Over the weekend I was out climbing with a bunch of friends. It was one of those half social, half serious climbing trips where sitting around the campfire was as enjoyable as crimping edges on perfect Grampians orange stone. But one particular incident got me to thinking. I’d led a bunch of stuff on the Saturday and although I was pretty tired by the end of the day I figured that I’d sneak in just one last short sport-climb. All went well until after the crux, at the last bolt before the lower-off. I clipped the draw to the hanger but every time I tried to pull the rope up to clip in to the biner it would catch between my thigh and the rock. I was flustered and apparently snookered.
It was at this point that I realised I had to disregard the draw and continue on through to the top. The climbing wasn’t particularly difficult, the last bolt was just below my feet and I still had just enough juice left in the tank. The trouble was that every time I decided to go for it I suddenly felt an overwhelming desire to try and clip the draw instead. MUST….CLIP….DRAW…! MUST….CLIP….DRAW…! Eventually I burned all my fuel, lowered off and spent the rest of the afternoon kicking myself.

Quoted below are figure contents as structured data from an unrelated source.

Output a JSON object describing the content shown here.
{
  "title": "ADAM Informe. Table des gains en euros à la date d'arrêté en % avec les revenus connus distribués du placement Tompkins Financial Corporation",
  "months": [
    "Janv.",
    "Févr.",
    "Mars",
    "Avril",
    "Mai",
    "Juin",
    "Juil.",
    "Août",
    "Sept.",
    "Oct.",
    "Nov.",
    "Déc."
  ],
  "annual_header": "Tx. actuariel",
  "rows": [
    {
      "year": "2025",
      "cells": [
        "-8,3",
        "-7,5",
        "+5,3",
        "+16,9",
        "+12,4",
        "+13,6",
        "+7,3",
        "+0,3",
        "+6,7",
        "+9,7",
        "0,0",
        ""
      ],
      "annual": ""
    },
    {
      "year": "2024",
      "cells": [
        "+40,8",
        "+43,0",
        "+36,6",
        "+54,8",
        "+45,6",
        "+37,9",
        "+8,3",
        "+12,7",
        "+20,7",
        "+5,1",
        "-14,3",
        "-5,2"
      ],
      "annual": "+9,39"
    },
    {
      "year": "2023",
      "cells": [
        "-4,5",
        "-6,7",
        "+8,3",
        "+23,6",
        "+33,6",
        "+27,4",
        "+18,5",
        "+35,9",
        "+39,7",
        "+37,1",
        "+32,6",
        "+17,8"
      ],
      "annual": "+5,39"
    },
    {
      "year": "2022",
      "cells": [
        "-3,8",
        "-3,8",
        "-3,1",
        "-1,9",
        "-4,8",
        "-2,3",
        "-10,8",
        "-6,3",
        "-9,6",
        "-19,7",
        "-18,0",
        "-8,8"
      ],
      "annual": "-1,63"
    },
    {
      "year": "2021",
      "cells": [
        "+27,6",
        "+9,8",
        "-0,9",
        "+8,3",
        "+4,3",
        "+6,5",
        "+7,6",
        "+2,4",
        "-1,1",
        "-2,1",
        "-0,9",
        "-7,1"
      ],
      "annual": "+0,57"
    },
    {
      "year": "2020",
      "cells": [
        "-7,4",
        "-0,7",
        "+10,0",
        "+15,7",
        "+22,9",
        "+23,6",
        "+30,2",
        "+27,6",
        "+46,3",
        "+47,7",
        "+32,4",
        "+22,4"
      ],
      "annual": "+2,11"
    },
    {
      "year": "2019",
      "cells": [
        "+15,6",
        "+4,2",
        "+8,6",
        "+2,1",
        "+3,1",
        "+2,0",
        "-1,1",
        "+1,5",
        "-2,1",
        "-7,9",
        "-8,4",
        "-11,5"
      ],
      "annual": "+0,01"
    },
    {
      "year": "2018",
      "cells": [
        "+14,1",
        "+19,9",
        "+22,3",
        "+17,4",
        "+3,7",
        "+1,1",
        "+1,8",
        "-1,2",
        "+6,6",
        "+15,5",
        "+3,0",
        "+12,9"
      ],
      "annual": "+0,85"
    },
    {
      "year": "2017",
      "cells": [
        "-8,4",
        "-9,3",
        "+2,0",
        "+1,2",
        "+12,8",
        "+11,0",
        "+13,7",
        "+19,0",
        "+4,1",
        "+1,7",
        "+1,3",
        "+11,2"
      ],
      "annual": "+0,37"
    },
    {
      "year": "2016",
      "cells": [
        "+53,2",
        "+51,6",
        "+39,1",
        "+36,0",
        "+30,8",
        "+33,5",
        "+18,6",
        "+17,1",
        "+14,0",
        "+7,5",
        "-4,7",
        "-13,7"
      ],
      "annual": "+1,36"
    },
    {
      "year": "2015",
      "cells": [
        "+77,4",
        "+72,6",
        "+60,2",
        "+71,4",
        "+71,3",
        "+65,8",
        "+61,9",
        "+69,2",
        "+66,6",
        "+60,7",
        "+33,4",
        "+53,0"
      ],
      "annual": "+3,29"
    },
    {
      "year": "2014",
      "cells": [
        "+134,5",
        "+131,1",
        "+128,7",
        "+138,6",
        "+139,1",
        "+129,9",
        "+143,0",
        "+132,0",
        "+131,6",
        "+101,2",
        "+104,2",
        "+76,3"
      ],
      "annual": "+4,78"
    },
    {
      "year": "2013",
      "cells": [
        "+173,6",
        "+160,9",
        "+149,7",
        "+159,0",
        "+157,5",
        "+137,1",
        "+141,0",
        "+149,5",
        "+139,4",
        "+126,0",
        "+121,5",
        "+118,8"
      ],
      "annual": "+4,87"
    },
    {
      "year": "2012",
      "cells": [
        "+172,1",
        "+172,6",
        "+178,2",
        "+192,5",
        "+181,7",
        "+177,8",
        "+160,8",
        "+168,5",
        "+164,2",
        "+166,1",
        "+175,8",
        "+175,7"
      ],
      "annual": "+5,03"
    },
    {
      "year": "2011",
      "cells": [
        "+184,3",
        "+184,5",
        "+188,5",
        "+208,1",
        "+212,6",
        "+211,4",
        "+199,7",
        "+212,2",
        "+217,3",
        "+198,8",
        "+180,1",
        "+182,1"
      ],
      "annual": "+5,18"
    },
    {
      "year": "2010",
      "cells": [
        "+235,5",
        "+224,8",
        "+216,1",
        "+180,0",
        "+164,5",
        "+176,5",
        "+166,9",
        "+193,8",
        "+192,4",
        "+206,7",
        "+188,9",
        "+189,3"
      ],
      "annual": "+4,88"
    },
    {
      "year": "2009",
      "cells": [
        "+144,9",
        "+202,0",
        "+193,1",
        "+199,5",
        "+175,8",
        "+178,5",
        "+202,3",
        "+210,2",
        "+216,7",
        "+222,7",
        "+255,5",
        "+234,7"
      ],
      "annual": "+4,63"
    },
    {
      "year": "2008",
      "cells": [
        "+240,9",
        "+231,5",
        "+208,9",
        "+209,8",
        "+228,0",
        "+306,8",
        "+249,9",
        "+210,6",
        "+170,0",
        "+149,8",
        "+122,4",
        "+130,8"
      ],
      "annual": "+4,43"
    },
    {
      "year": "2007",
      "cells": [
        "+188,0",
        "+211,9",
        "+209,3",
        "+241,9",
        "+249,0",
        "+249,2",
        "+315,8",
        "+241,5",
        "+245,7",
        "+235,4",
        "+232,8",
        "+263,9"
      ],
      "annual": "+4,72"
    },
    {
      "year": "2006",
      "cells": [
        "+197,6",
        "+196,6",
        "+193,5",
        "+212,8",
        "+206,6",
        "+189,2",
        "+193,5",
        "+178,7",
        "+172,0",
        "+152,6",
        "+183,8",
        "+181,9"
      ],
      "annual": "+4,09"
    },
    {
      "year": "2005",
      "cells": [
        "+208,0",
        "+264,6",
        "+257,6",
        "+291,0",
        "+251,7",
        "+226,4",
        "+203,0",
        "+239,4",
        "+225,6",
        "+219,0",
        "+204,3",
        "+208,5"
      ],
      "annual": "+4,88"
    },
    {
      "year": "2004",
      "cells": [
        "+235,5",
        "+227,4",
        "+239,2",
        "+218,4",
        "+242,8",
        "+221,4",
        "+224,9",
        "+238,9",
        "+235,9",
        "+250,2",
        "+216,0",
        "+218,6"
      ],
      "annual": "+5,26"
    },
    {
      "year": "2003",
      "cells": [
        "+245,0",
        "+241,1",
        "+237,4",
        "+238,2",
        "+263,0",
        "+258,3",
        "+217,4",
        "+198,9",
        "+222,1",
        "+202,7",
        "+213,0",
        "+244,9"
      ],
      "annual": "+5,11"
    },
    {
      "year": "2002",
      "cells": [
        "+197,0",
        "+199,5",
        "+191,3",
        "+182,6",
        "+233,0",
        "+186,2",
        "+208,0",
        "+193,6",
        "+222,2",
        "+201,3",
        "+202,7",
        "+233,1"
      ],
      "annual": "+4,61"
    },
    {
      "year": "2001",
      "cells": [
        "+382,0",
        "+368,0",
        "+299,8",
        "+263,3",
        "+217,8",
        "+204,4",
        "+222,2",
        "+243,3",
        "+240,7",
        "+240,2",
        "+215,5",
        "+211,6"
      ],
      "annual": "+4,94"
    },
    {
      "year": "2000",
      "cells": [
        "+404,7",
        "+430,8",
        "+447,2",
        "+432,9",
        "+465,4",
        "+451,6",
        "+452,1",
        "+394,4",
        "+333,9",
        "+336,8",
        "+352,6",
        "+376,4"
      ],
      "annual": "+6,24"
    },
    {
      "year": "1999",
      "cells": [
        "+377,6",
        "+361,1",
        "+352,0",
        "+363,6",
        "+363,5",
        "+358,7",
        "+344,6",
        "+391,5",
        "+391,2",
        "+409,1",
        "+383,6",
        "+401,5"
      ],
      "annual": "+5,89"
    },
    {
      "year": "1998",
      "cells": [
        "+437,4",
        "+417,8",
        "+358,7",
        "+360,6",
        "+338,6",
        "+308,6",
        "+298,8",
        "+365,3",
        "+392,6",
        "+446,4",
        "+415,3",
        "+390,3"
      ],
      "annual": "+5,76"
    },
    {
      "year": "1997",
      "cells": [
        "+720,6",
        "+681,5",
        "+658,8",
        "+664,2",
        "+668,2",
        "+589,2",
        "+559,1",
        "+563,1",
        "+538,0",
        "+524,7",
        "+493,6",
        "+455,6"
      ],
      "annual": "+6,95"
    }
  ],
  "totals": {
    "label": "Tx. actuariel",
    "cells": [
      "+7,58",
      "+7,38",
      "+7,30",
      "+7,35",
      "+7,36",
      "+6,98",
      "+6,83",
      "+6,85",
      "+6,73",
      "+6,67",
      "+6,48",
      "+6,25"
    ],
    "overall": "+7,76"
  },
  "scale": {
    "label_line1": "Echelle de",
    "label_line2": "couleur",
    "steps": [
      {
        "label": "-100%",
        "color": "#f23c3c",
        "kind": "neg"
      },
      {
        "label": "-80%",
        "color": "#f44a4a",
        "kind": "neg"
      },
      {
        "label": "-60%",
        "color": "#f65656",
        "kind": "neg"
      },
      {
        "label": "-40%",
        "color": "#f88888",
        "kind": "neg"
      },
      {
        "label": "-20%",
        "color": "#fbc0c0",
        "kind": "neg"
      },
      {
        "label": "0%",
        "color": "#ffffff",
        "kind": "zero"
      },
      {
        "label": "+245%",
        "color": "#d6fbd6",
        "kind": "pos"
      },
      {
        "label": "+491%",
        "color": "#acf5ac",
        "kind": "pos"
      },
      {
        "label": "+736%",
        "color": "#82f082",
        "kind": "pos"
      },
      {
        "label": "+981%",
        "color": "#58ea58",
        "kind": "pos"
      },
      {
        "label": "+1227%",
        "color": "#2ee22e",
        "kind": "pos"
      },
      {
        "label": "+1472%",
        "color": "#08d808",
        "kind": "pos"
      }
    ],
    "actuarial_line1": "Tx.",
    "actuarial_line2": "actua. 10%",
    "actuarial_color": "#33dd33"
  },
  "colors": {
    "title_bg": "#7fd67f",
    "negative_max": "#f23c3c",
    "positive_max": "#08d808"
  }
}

So, to make myself feel better I dug out a couple of old photos of myself on the Thornton Viaduct, near Bradford in Yorkshire, England. The year was 1982 and I was staying with my grandparents, barely a stone’s throw from the viaduct itself. Over a few months during that summer I became obsessed with ticking one of those incredible arches. The one I eventually chose looked every bit as enticing as most of the local grit routes, but at 37m it had the advantage of being three times higher. I decided against scoping it out on a top-rope and planned to instead work my way up the pillar, getting a little higher each day and then reversing the moves to the ground. The initial 25m of the pillar wasn’t too technically difficult and I quickly worked out the best way to climb it. The real difficulties, however, were in the last 12m. Here the stonework was much finer and with correspondingly smaller holds. On an almost daily basis I would climb up to the top of the pillar and from it’s narrowest point push on upwards, sometimes solving only a single move before fear took hold of me and forced me to reverse back to the ground.
On that last day I reached about 28m, still barely a couple of body lengths above the pillar’s narrowest point. By now I was at my psychological limit (a technical term meaning I was a hairs breadth away from shitting myself). From this point on the moves were substantially harder and I still wasn’t convinced that they were even possible. My Get Out of Jail Free card was the confidence I so far had in being able to reverse all the moves back to the ground, but now I had to make a decision. I either had to play my card one last time or tear it up and just go for it. There was no hesitation. I reversed all the way to the ground and never tried the pillar again.
Which brings me back to the climb that I wimped off on the weekend. I’m convinced that if that draw hadn’t been dangling in front of my face I wouldn’t have hesitated. I would pulled on through. Done and dusted. Job done. But it was and I didn’t. But that really isn’t my point. My point is this. If my pillar had have had a row of bolts up it I really don’t think I’d have got anywhere near to the high-point I did. That’s because I would have probably worn a harness and carried a couple of draws (you know, just in case!) and then, already having set myself up for failure, I would have got to the very first hanger and heard that same old song: MUST….CLIP….DRAW…! MUST….CLIP….DRAW…!
Cool story – still working out what the moral is. Out of curiosity, why did you decide against top-roping it? Wouldn’t that have solved both problems? Or am I missing something.
Hi Steve. At the time I was going through an onsight soloing phase. Yeah I know, WTF was I thinking! As for the moral of the story… I’m trying to work it out as well.